4.1      BP Prudhoe Bay Royalty Trust Agreement dated February 28, 1989 among
         The Standard Oil Company, BP Exploration (Alaska) Inc., The Bank of New
         York, Trustee, and F. James Hutchinson, Co-Trustee.

4.2      Overriding Royalty Conveyance dated February 27, 1989 between BP
         Exploration (Alaska) Inc. and The Standard Oil Company.

4.3      Trust Conveyance dated February 28, 1989 between The Standard Oil
         Company and BP Prudhoe Bay Royalty Trust.

4.4      Support Agreement dated as of February 28, 1989 among The British
         Petroleum Company p.l.c., BP Exploration (Alaska) Inc., The Standard
         Oil Company and BP Prudhoe Bay Royalty Trust.

27       Financial Data Schedule

(d)      REPORTS ON FORM 8-K

         No reports on Form 8-K were filed with the Securities and Exchange
Commission by the Trust during the quarter ended December 31, 2000.

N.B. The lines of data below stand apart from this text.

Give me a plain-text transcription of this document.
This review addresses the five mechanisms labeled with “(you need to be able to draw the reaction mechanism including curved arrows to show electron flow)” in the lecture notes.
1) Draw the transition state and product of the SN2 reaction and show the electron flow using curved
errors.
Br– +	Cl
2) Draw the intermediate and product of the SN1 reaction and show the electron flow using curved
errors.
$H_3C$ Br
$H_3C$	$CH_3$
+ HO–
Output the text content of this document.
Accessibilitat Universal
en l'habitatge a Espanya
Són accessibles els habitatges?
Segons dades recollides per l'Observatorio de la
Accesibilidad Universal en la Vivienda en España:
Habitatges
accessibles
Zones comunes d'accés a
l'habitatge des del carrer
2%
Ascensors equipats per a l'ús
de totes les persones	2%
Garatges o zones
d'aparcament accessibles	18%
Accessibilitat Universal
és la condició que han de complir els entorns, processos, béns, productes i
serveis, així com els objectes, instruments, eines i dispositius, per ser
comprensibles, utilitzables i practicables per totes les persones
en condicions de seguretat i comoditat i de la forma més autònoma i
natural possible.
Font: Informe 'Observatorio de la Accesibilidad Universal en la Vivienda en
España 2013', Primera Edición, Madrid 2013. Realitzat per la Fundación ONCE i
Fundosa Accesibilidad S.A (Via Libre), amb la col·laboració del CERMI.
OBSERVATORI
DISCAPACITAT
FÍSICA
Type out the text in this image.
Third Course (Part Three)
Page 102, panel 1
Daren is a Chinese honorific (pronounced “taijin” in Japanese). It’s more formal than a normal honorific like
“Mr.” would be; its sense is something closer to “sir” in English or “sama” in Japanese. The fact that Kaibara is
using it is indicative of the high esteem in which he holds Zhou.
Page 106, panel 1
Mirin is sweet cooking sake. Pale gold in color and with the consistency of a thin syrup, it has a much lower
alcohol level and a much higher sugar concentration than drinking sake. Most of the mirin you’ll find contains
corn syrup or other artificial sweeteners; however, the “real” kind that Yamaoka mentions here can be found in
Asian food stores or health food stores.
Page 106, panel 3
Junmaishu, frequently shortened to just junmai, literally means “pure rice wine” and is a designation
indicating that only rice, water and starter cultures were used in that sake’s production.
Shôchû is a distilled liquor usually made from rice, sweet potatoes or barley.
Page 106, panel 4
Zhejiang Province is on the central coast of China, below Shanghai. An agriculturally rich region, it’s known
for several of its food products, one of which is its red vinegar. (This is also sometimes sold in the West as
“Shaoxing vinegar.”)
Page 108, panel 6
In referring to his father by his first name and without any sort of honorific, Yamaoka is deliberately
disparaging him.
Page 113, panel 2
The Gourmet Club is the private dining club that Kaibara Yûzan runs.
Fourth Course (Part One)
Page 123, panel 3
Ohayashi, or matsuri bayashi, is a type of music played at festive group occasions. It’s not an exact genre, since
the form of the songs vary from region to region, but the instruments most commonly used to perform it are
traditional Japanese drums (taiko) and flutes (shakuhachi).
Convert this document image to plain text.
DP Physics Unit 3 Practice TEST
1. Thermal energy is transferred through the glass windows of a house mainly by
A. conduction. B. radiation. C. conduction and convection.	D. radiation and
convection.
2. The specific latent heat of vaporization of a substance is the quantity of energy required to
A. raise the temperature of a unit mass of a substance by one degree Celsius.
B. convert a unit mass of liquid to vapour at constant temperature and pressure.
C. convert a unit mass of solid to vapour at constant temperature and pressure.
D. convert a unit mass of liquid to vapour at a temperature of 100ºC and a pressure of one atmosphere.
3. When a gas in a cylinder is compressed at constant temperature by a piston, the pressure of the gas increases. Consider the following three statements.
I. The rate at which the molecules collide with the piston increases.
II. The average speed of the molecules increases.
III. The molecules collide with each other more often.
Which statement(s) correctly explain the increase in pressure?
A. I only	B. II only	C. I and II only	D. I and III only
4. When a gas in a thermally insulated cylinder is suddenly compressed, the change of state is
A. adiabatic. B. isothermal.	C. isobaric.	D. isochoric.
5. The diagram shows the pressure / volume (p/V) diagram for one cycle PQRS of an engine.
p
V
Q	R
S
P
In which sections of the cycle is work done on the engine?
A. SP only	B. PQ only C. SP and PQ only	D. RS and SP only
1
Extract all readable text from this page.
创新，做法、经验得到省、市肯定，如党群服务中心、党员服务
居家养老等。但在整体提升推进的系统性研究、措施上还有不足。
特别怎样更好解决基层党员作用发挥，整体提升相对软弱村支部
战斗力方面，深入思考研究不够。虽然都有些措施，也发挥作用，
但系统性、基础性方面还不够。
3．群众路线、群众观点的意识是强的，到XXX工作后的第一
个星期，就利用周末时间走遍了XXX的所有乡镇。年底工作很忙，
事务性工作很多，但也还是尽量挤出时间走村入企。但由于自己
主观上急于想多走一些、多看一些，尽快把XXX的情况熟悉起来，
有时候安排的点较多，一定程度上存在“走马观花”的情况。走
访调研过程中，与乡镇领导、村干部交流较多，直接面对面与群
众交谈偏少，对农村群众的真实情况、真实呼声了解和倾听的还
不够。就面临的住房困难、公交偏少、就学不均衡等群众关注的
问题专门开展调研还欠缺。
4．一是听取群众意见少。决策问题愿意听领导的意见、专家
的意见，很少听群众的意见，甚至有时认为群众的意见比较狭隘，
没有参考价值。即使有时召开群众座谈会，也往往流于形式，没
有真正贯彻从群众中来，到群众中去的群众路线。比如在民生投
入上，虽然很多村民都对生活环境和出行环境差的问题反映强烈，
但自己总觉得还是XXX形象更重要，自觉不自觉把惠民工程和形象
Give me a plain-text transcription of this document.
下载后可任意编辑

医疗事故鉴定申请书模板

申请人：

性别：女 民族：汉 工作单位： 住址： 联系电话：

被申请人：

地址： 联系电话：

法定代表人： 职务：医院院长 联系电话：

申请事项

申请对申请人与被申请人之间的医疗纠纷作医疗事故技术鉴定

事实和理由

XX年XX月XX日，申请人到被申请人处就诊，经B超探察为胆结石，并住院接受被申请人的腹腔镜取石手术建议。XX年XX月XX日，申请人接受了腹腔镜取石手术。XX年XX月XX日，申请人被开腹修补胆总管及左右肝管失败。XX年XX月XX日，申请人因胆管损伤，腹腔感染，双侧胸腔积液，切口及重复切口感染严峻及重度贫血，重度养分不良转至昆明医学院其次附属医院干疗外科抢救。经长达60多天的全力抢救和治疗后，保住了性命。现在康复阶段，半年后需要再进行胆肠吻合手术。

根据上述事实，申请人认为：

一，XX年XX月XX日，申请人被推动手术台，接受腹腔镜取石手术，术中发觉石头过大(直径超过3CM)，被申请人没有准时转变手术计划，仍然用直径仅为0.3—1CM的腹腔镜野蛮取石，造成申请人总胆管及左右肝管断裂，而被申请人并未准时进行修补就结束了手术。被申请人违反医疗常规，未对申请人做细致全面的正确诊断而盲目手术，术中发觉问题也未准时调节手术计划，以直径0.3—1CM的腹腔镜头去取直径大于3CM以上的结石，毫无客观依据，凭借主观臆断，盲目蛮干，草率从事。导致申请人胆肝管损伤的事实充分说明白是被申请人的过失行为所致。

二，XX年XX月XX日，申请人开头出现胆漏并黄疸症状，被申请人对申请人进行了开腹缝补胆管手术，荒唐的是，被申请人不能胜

                                       44


                                   SIGNATURES

         Pursuant to the requirements of the Securities Exchange Act of 1934,
the Registrant has duly caused this report to be signed on its behalf by the
undersigned, thereunto duly authorized.

                                           BP PRUDHOE BAY ROYALTY TRUST

                                           By:  THE BANK OF NEW YORK, as Trustee


                                           By: /s/ Marie Trimboli
                                               ---------------------------------
                                               Marie Trimboli
                                               Assistant Vice President

March 30, 2001

         The Registrant is a trust and has no officers, directors, or persons
performing similar functions. No additional signatures are available and none
have been provided.


                                       45


                               INDEX TO EXHIBITS

Exhibit No.                       Description
-----------                       -----------

4.1*     BP Prudhoe Bay Royalty Trust Agreement dated February 28, 1989 among
         The Standard Oil Company, BP Exploration (Alaska) Inc., The Bank of New
         York, Trustee, and F. James Hutchinson, Co-Trustee.

4.2*     Overriding Royalty Conveyance dated February 27, 1989 between BP
         Exploration (Alaska) Inc. and The Standard Oil Company.

4.3*     Trust Conveyance dated February 28, 1989 between The Standard Oil
         Company and BP Prudhoe Bay Royalty Trust.

4.4*     Support Agreement dated as of February 28, 1989 among The British
         Petroleum Company p.l.c., BP Exploration (Alaska) Inc., The Standard
         Oil Company and BP Prudhoe Bay Royalty Trust.

27       Financial Data Schedule. Filed herewith.

----------
         * Incorporated by reference to the correspondingly numbered exhibit to
the Registrant's Annual Report on Form 10-K for the fiscal year ended
December 31, 1996 (File No. 1-10243).